I had an interesting conversation with a writer friend when she read some of my comments on the romance genre. Some of my comments have been appreciative (think Georgette Heyer). Some critical (think, oh, Stephanie Meyer). Reading and editing.
"Do you think," she asked, "reading too many romances can set up a woman for unrealistic expectations about what a man can/will be like? Or—can reading too many make a woman harder to please in real life?"
I knew she was thinking about a story she was working on, but I tend to put things into my own perspective. I laughed. "I never thought—even in high school when I was romantically inclined—that my life was going to play out like a romance novel. So I'm probably not a good example. These days my attitude, generally, is I am just happy that people are reading. But we could throw the same question at movies, right?"
She said, "I grew up watching Doris Day and Rock Hudson frolic across the screen and thought the first time a guy said, 'I love you,' meant you had to marry him.

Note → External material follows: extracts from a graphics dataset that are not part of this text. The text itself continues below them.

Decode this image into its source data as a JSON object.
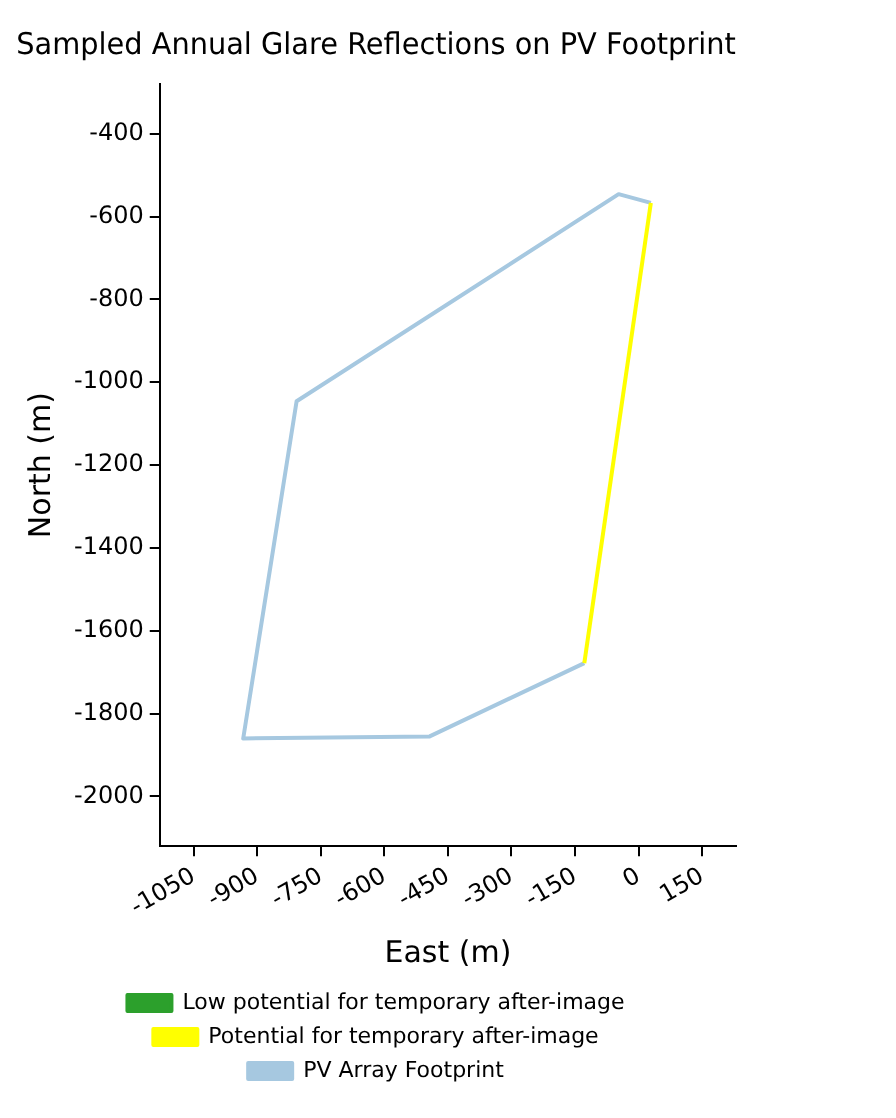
{
  "chart_data": {
    "type": "line",
    "title": "Sampled Annual Glare Reflections on PV Footprint",
    "xlabel": "East (m)",
    "ylabel": "North (m)",
    "xlim": [
      -1130,
      230
    ],
    "xticks": [
      -1050,
      -900,
      -750,
      -600,
      -450,
      -300,
      -150,
      0,
      150
    ],
    "ylim": [
      -2120,
      -280
    ],
    "yticks": [
      -400,
      -600,
      -800,
      -1000,
      -1200,
      -1400,
      -1600,
      -1800,
      -2000
    ],
    "grid": false,
    "legend": "bottom",
    "marker": "none",
    "line_style": "solid",
    "series": [
      {
        "name": "Low potential for temporary after-image",
        "color": "#2ca02c"
      },
      {
        "name": "Potential for temporary after-image",
        "color": "#ffff00",
        "x": [
          29,
          -128
        ],
        "values": [
          -567,
          -1678
        ]
      },
      {
        "name": "PV Array Footprint",
        "color": "#a6c8e0",
        "x": [
          29,
          -47,
          -807,
          -933,
          -493,
          -128
        ],
        "values": [
          -567,
          -546,
          -1046,
          -1860,
          -1855,
          -1678
        ]
      }
    ]
  }
}
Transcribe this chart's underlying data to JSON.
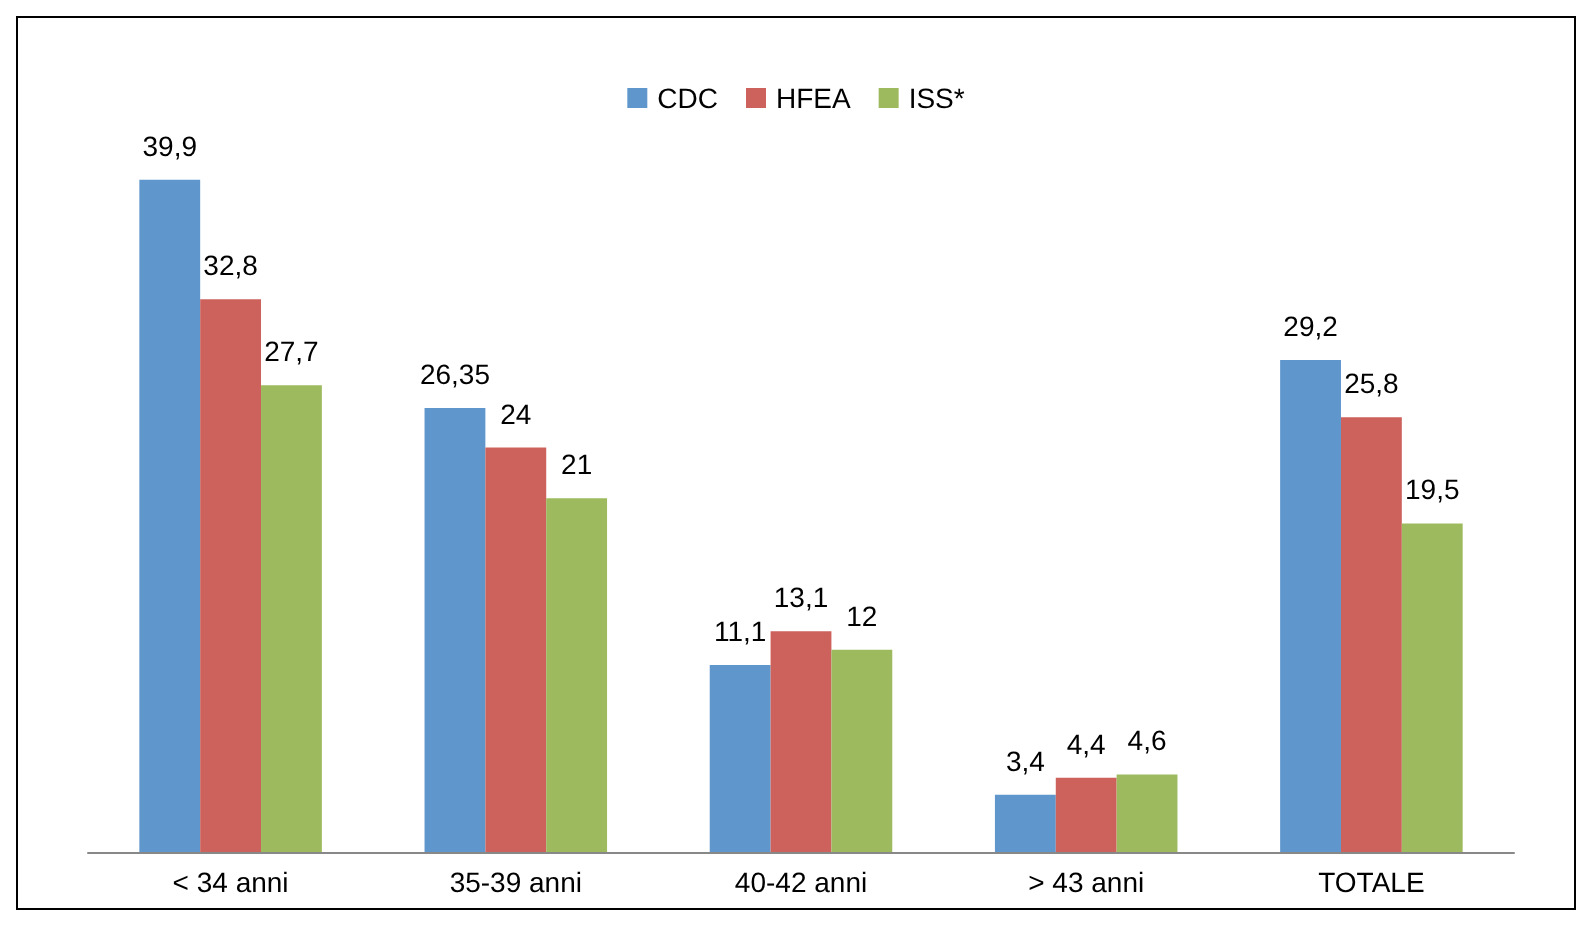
{
  "chart_data": {
    "type": "bar",
    "categories": [
      "< 34 anni",
      "35-39 anni",
      "40-42 anni",
      "> 43 anni",
      "TOTALE"
    ],
    "series": [
      {
        "name": "CDC",
        "color": "#5f97cd",
        "values": [
          39.9,
          26.35,
          11.1,
          3.4,
          29.2
        ],
        "value_labels": [
          "39,9",
          "26,35",
          "11,1",
          "3,4",
          "29,2"
        ]
      },
      {
        "name": "HFEA",
        "color": "#cd625c",
        "values": [
          32.8,
          24,
          13.1,
          4.4,
          25.8
        ],
        "value_labels": [
          "32,8",
          "24",
          "13,1",
          "4,4",
          "25,8"
        ]
      },
      {
        "name": "ISS*",
        "color": "#9dbb5e",
        "values": [
          27.7,
          21,
          12,
          4.6,
          19.5
        ],
        "value_labels": [
          "27,7",
          "21",
          "12",
          "4,6",
          "19,5"
        ]
      }
    ],
    "legend": "top"
  }
}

That created problems when a guy told me that the first time and I was 15 years old. Of course, I did end up marrying him but not until I was 21."
I happen to know she's had a long and happy marriage.
"Perhaps," she went on, "I've spent more time with foolish young women than you have"—she's an active Sunday school teacher for teens—"but I've met way too many young women who have skewed ideas about love and romance."
But I have met a few of the type she knows. A woman I worked with in the '90s (she was about to hit thirty, an only child still living at home) actually read me a list of the qualities she thought her ideal man should or would have. I thought her list—they were requirements, actually—was, at best, emotionally immature and at worst never gonna happen.
I was in my early forties, divorced about five years, and, interestingly, I had given this concept some thought. You know, in the first couple years after the divorce when I was lonely, a little in shock, and waiting for that wedding-ring grove to disappear from my finger. What was important to me?
As usual, I process everything on paper, so, yes, I made a list. Short and sweet. In my next relationship, I wanted:
1) laughter,
2) intelligence, and
3) emotional intimacy.
Looks? Money? … not important.
But that's real-life stuff. The thing is, a novel is fiction and romance novels take it a step further to fantasy. Perhaps we need a packaging label, like they put on cigarettes, for the less wise?